Encoding recency bias
People’s preferences typically change over time, both at the personal and group levels. How do we account for this using Classification? The most straightforward way might be to delete old samples from the training set. Another way might be to give preference to newer albums in the set that is eventually shown to the user.
Encoding User meta-data
As mentioned above, the Collaborative filtering method outlined above was actually a Hybrid method since it relies on the Album meta-data. The Wikipedia page on Recommender systems lists several other Hybrid flavors.
In our running example, one could use the history-playback
encoding together with user meta-data in a Nyckel Tabular Classification function as shown below.
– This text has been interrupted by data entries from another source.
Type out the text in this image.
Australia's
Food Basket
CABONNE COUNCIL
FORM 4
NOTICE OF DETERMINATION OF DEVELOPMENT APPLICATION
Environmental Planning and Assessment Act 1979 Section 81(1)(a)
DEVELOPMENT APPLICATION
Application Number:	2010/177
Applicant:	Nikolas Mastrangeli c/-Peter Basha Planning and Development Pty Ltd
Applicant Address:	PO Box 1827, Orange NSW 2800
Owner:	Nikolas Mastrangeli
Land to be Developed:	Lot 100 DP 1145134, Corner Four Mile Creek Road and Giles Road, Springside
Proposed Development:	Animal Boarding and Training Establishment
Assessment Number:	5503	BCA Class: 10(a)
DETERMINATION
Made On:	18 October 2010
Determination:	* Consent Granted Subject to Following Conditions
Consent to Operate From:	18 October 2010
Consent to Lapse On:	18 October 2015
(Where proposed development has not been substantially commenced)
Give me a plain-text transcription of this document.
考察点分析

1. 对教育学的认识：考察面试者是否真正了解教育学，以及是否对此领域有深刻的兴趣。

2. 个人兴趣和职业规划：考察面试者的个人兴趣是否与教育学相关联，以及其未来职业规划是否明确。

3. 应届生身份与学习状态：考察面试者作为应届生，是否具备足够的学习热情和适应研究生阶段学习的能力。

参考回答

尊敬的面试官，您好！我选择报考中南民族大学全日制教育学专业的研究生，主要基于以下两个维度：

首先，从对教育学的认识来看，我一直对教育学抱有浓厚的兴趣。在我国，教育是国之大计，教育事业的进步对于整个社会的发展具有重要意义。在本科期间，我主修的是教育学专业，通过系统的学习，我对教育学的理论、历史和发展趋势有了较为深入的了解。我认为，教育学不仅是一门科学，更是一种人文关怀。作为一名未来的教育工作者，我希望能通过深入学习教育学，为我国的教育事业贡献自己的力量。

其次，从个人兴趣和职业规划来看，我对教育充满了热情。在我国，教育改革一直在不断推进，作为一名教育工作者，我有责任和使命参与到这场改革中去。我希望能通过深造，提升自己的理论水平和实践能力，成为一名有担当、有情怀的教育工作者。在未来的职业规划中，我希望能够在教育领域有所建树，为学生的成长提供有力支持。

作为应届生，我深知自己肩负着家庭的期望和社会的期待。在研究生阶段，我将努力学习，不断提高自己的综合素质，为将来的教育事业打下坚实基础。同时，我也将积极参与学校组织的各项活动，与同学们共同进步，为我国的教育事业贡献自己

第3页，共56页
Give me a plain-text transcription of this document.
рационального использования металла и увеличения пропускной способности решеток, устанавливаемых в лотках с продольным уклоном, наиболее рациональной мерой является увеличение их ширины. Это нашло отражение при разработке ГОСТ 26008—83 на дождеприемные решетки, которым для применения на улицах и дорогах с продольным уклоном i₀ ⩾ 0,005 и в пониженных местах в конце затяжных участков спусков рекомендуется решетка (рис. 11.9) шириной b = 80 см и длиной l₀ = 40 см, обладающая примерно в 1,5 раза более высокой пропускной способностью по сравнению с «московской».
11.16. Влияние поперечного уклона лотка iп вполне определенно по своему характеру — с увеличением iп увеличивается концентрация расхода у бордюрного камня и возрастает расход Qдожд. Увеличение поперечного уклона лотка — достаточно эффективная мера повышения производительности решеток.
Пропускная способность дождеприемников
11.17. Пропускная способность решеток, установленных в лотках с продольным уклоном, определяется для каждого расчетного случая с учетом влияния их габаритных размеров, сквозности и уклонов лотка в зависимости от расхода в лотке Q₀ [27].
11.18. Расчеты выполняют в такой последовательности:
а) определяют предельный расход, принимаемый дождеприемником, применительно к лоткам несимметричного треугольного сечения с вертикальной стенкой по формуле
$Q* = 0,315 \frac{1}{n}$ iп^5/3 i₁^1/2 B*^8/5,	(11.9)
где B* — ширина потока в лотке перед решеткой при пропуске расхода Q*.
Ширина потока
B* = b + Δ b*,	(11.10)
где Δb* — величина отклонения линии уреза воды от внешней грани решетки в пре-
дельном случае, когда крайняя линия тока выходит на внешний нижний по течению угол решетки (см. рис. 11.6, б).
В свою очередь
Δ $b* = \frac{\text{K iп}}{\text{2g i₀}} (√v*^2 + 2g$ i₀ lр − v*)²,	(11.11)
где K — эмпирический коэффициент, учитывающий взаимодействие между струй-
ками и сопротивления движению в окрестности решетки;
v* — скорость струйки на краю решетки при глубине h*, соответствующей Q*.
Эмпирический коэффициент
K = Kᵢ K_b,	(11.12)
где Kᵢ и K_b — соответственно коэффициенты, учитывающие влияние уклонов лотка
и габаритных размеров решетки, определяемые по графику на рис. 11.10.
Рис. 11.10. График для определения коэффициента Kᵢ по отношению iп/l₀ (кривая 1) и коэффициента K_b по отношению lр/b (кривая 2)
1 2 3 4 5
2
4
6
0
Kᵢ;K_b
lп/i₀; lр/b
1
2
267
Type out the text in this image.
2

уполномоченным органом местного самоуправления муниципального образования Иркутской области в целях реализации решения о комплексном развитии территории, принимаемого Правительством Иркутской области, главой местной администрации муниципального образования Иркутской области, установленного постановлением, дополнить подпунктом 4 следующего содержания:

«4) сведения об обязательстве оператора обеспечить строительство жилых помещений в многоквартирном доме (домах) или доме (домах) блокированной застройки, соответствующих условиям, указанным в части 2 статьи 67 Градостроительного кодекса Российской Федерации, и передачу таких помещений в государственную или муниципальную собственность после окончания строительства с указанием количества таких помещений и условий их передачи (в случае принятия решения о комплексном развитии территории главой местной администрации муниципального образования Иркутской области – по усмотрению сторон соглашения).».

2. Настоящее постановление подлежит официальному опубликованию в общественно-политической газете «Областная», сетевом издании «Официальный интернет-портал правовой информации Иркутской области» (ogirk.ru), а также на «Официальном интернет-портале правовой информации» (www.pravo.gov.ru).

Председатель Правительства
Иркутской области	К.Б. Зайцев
This encodes user meta-data as part of the input in addition to the interactions.
Age | Gender | Location | Albums | Output |
---|---|---|---|---|
43 | "Male" |
"Santa Cruz" |
Freewheeling | |
43 | "Male" |
"Santa Cruz" |
"Freewheeling" |
Origin of Symmetry |
43 | "Male" |
"Santa Cruz" |
"Freewheeling, Origin of Symmetry" |
Abbey Road |
42 | "Male" |
"San Diego" |
Freewheeling |
Conclusion
Recommender systems are powerful systems that help users find relevant content and products. There are several ways to implement a recommender system, where one might focus on the content or the interactions. We have discussed a few ways one can use the Nyckel API to quickly bring up a Recommender system.